Bu söylevin arkasından gerekli tedbirlerin alınmasına derhal geçildi. İçlerinde Profesör Zeki Velidi Togan, Sait Bilgiç, Dr. Üstteğmen Fethi Tevet, Üstteğmen Alparslan Türkeş’in de bulunduğu 29 kişi tutuklanarak, İstanbul Birinci Sıkıyönetim Mahkemesinde, 7 Eylülden itibaren ‘Vatana karşı hıyanete kalkışma’ suçu ile yargılanmaya başlandılar. Öte yandan, Türkiye Büyük Millet Meclisi’nin 2 Ağustos 1944’de Almanya ile bütün ilişkileri kesme kararını vermesi üzerine, 24 Şubat 1942’de Ankara Atatürk Bulvarında elçi Von Papen’i bomba ile uçurmak girişiminden dolayı 16 yıl ağır hapse hüküm giymiş bulunan Sovyet ajanları Pavlov ve Kornilov da yurtlarına iade edildiler[24].
Ancak ne Almanya ile ilişkilerin kesilmesi, ne Von Papen suikastçılarının serbest bırakılması, ne de Irkçı ve Turancıların yargılanması, Sovyetlerin Türkiye’ye karşı izlemeye başladıkları sert politikayı değiştirmiyecekti. Irkçı ve Turancıların mahkemesi 29 Mart 1945’de sonuçlanmış ve kendilerine bir ay ile on yıl arasında değişen çeşitli hapis cezaları verilmişti. Fakat bundan on gün önce de Molotov elçi Selim Sarper’i makamına çağırarak, 1945 Kasımında sona erecek olan dostluk ve tarafsızlık andlaşmasını yenilemiyeceklerini bildirmişti[25]. Görüşmeler için Ankara’ya çağrılan Sarper, Haziran başında Moskova’ya dönünce, İnönü’nün önerisi olan ittifak teklifi ile gelmişti. Molotov bunu olumlu karşılamış ve ancak istedikleri şartların yerine getirilmesi halinde böyle bir ittifakın gerçekleşebileceğini söylemişti. Sovyet isteklerinin başında 1939 Moskova görüşmelerinde ileri sürülen Boğazların statüsü yer alıyordu. İşte bu bunalım Türk diplomasisine yeni bir aşama getirecekti. Rus baskısına karşı Amerika ve İngiltere’nin desteğinin sağlanmasıyla etkili olarak direnilebileceğinden, Türkiye’nin Batı ile yakın işbirliği araması ve ilerde kurulacak Atlantik Paktı’na girme çabaları bu tarihden sonra başlıyacaktı.

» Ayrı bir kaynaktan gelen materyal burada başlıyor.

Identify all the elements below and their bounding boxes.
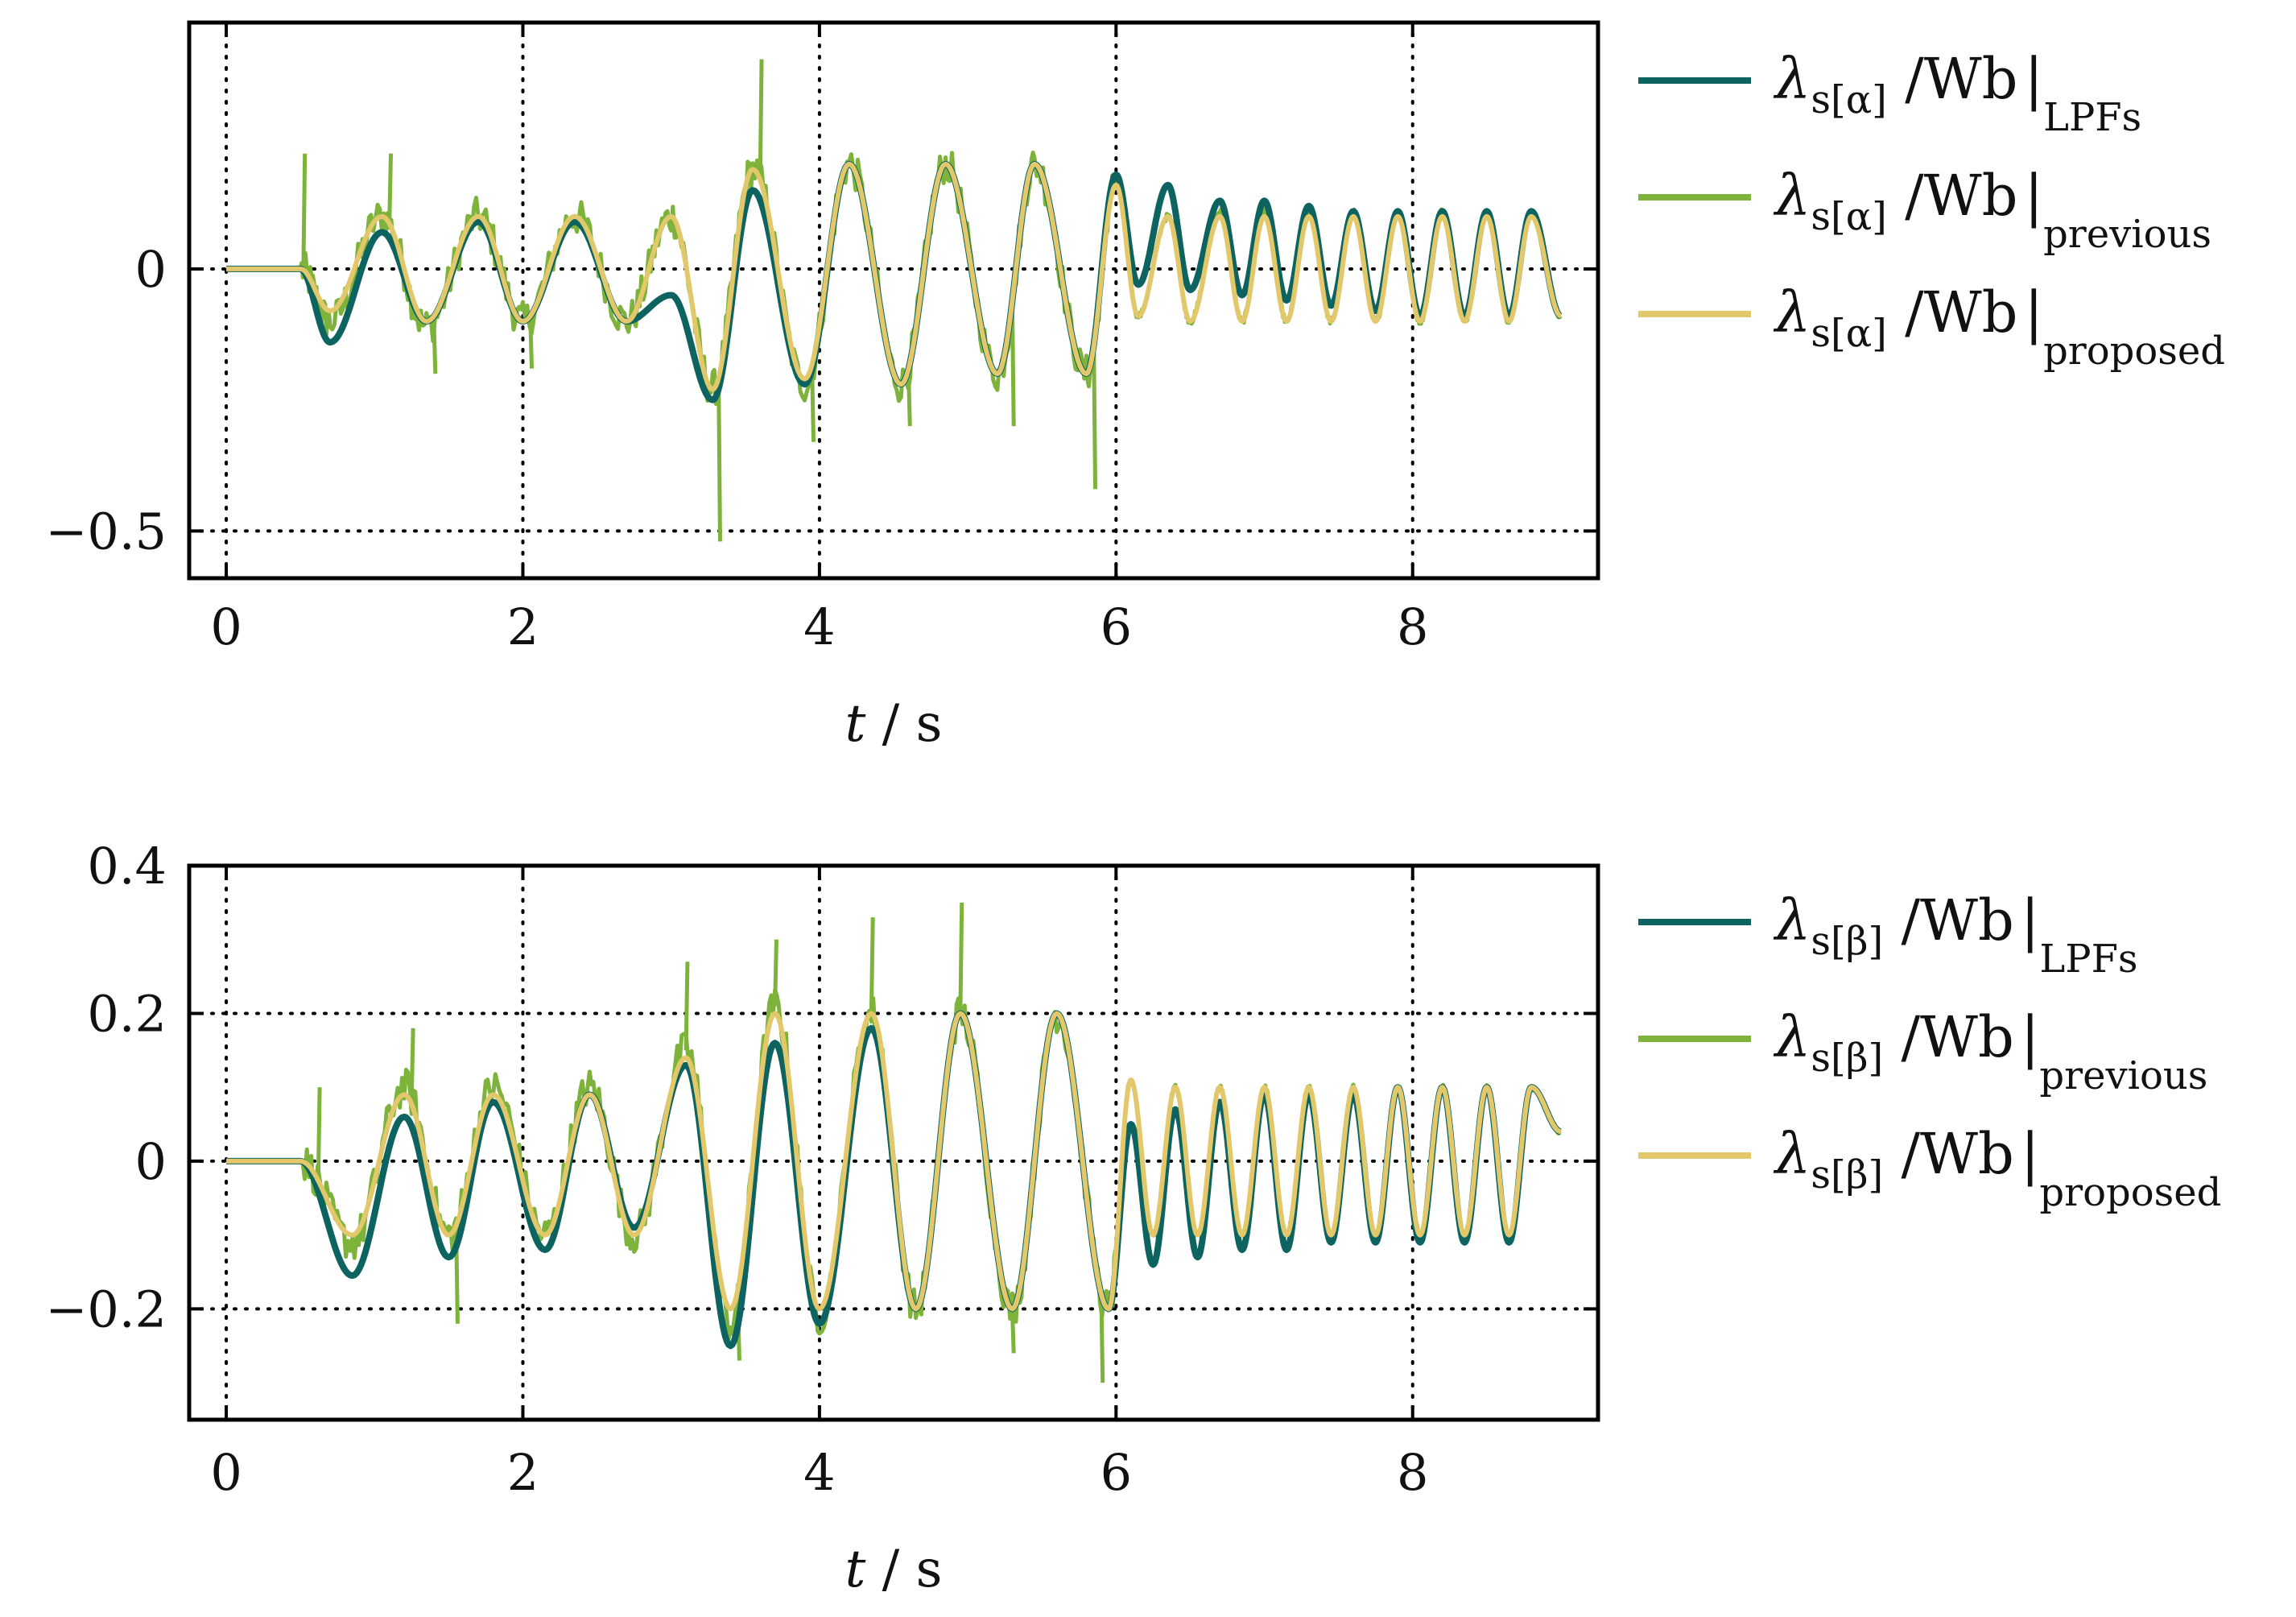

İkinci Dünya Savaşı’nm son yılında, gerek İngiltere gerek Amerika, Almanya için durdurulmuş olan krom cevheri ihracatının yanısıra, stratejik nitelik taşıyan bütün maddelerin de bu ülkeye gönderilmemesini istiyorlardı. Türkiye de 10 Haziran 1944’de aldığı bir kararla, Almanya ve müttefiklerine yapılan ihracatı % 50 oranında indirdi[26]. Fakat ertesi günü (11 Haziran) üç Alman gemisinin Boğazlardan Ege’ye geçmesi çeşitli yorumlara yol açtı. Müttefikler bu durumdan son derecede rahatsız olduklarını bildirdiler. Sözde şilep olarak geçen bu vapurların, kolaylıkla savaş gemisine dönüşebilecekleri ve Ankara’nın gereken titizliği göstermediği ileri sürülüyordu. Bu durumda Menemencioğlu istifa etmek zorunda kaldı[27]. Dışişlerini Başbakan Saraçoğlu’nun yürütmesi ve 15 Haziran’da İstanbul Boğazına gelen üç Alman gemisinin geri çevrilmesi Müttefikleri yumuşatmıştı.
6 Haziran 1944’de ise başarı ile sonuçlanan Normandiya çıkarmasından sonra, İngiltere ve Amerika Türkiye’nin durumunu yeniden ele aldılar. Artık Ankara’nın Berlin’e karşı cephe alması, gerek savaşın son aşamasında gerek barışta oluşacak uluslararası düzende Cumhuriyetin de bulunmasını sağlıyacaktı. Bu konuda yapılan Londra-Washington görüşmeleri sonucunda, Türkiye’nin Almanya ile tüm ilişkilerini kesmesi yerinde görülerek, Ankara’daki İngiliz ve Amerikan elçilerine gereken talimat verildi. İngiliz elçisi Sir Hughe 30 Haziran’da konuyu Saraçoğlu’na açınca, Başbakan ilişkileri kesmenin savaşa girmekten çok daha zor bir sorun ortaya koyacağını ve bunun adetâ şerefsiz bir hareket sayılacağını söyledi. Elçinin savaşa giriş konusunu görüşme yetkisi yoktu. Sir Hughe ilişkilerin kesilmesiyle, Londra’nın Ankara’ya tam bir müttefik gibi davranacağını söylemekle yetindi. Ertesi günü (1 Temmuz) Saraçoğlu’nu görmeye gelen Amerikan elçisi Steinhard, atılacak bu adımın Türkiye’nin Birleşmiş Milletlere girebilmesi için son bir fırsat olduğunu hatırlattı[28].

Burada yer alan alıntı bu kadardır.